Поплавать под синим и спокойным вечерним небом. 
Долгая поездка на поезде.
Тюльпаны и нарциссы.
Воздушный змей. 
Еще одно лето.
Павлин.
Весна.

 Но я так и не отважилась признаться в том, чего мне хотелось сильнее всего. В тот вечер он пошел домой. Каждый вечер он уходит домой, чтобы ухаживать за мамой. Он спит в каком-нибудь метре от меня, за стеной, по ту сторону шкафа. На следующий день он принес билеты в зоопарк. Мы поехали на поезде. Смотрели на волков и антилоп. Павлин развернул для меня изумрудно-аквамариновый хвост. Мы пообедали в кафе; он взял мне фрукты — черный виноград, сочные ломтики манго. Спустя несколько дней он отвел меня в открытый бассейн с подогревом. Поплавав, мы уселись на бортик, завернувшись в полотенце, и болтали в воде ногами. Мы попивали горячий шоколад и смеялись над вскрикивающими от холода детишками.
 Однажды утром он принес мне вазу с крокусами.
 — Весна, — объявил он.
 Он отвез меня на мотоцикле на наш холм. Купил в газетном киоске карманного змея, и мы вместе его запускали.

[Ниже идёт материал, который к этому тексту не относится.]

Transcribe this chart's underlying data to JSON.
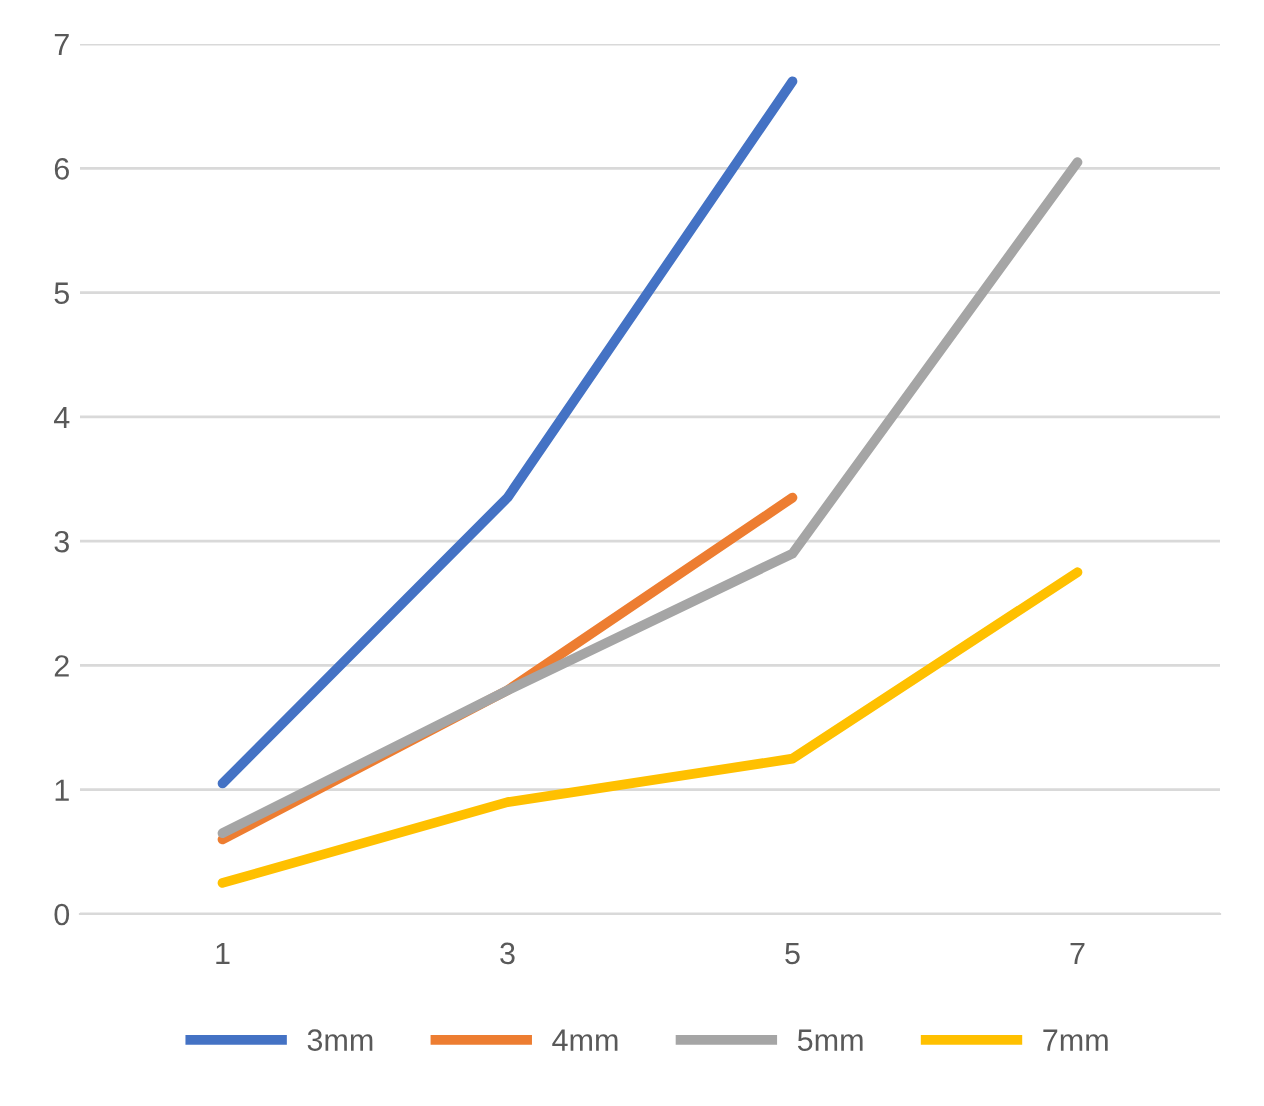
{
  "chart_data": {
    "type": "line",
    "categories": [
      "1",
      "3",
      "5",
      "7"
    ],
    "series": [
      {
        "name": "3mm",
        "color": "#4472c4",
        "values": [
          1.05,
          3.35,
          6.7,
          null
        ]
      },
      {
        "name": "4mm",
        "color": "#ed7d31",
        "values": [
          0.6,
          1.8,
          3.35,
          null
        ]
      },
      {
        "name": "5mm",
        "color": "#a5a5a5",
        "values": [
          0.65,
          1.8,
          2.9,
          6.05
        ]
      },
      {
        "name": "7mm",
        "color": "#ffc000",
        "values": [
          0.25,
          0.9,
          1.25,
          2.75
        ]
      }
    ],
    "ylim": [
      0,
      7
    ],
    "yticks": [
      0,
      1,
      2,
      3,
      4,
      5,
      6,
      7
    ],
    "grid": "y",
    "legend": "bottom",
    "marker": "none",
    "line_style": "solid"
  }
}
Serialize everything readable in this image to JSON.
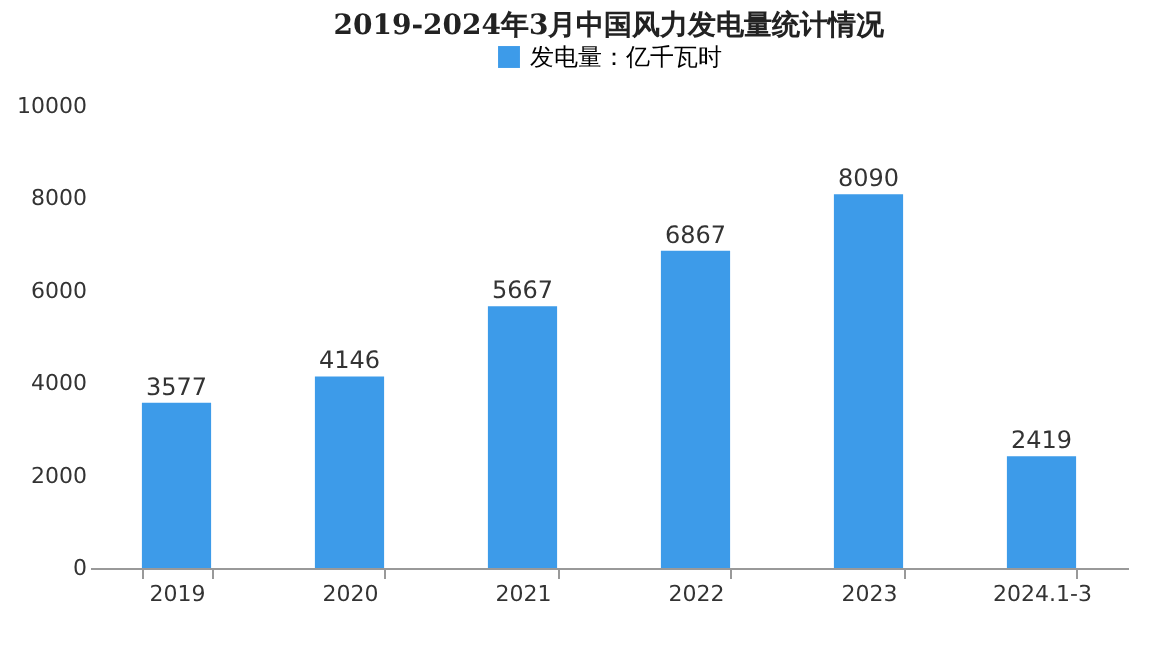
{
  "chart_data": {
    "type": "bar",
    "title": "2019-2024年3月中国风力发电量统计情况",
    "categories": [
      "2019",
      "2020",
      "2021",
      "2022",
      "2023",
      "2024.1-3"
    ],
    "series": [
      {
        "name": "发电量：亿千瓦时",
        "color": "#3d9be9",
        "values": [
          3577,
          4146,
          5667,
          6867,
          8090,
          2419
        ]
      }
    ],
    "ylim": [
      0,
      10000
    ],
    "yticks": [
      0,
      2000,
      4000,
      6000,
      8000,
      10000
    ],
    "data_labels": true,
    "legend": "top",
    "grid": false
  }
}
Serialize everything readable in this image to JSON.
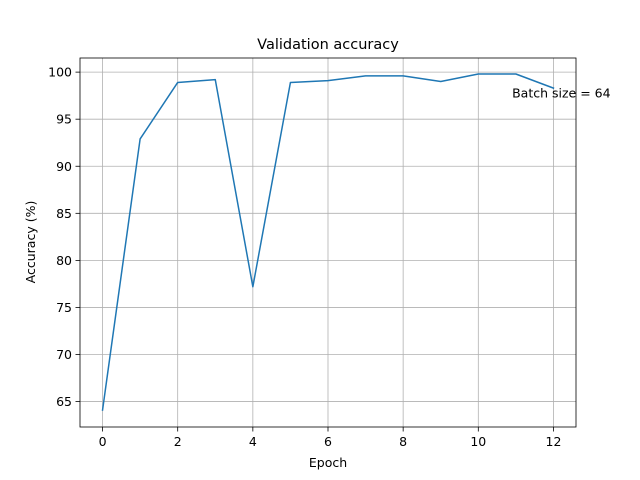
{
  "chart_data": {
    "type": "line",
    "title": "Validation accuracy",
    "xlabel": "Epoch",
    "ylabel": "Accuracy (%)",
    "xlim": [
      -0.6,
      12.6
    ],
    "ylim": [
      62.3,
      101.5
    ],
    "xticks": [
      0,
      2,
      4,
      6,
      8,
      10,
      12
    ],
    "yticks": [
      65,
      70,
      75,
      80,
      85,
      90,
      95,
      100
    ],
    "grid": true,
    "series": [
      {
        "color": "#1f77b4",
        "x": [
          0,
          1,
          2,
          3,
          4,
          5,
          6,
          7,
          8,
          9,
          10,
          11,
          12
        ],
        "y": [
          64.1,
          92.9,
          98.9,
          99.2,
          77.2,
          98.9,
          99.1,
          99.6,
          99.6,
          99.0,
          99.8,
          99.8,
          98.3
        ]
      }
    ],
    "annotations": [
      {
        "text": "Batch size = 64",
        "x": 10.9,
        "y": 97.8
      }
    ]
  }
}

 День за днем мне казалось, будто кто-то разобрал мою жизнь на части, тщательно отполировал каждый кусочек, а потом аккуратно собрал в одно целое. Но мы ни разу не были вместе ночью.

 А потом, в День святого Валентина, у меня началась анемия, хотя с последнего переливания крови прошло всего двенадцать дней.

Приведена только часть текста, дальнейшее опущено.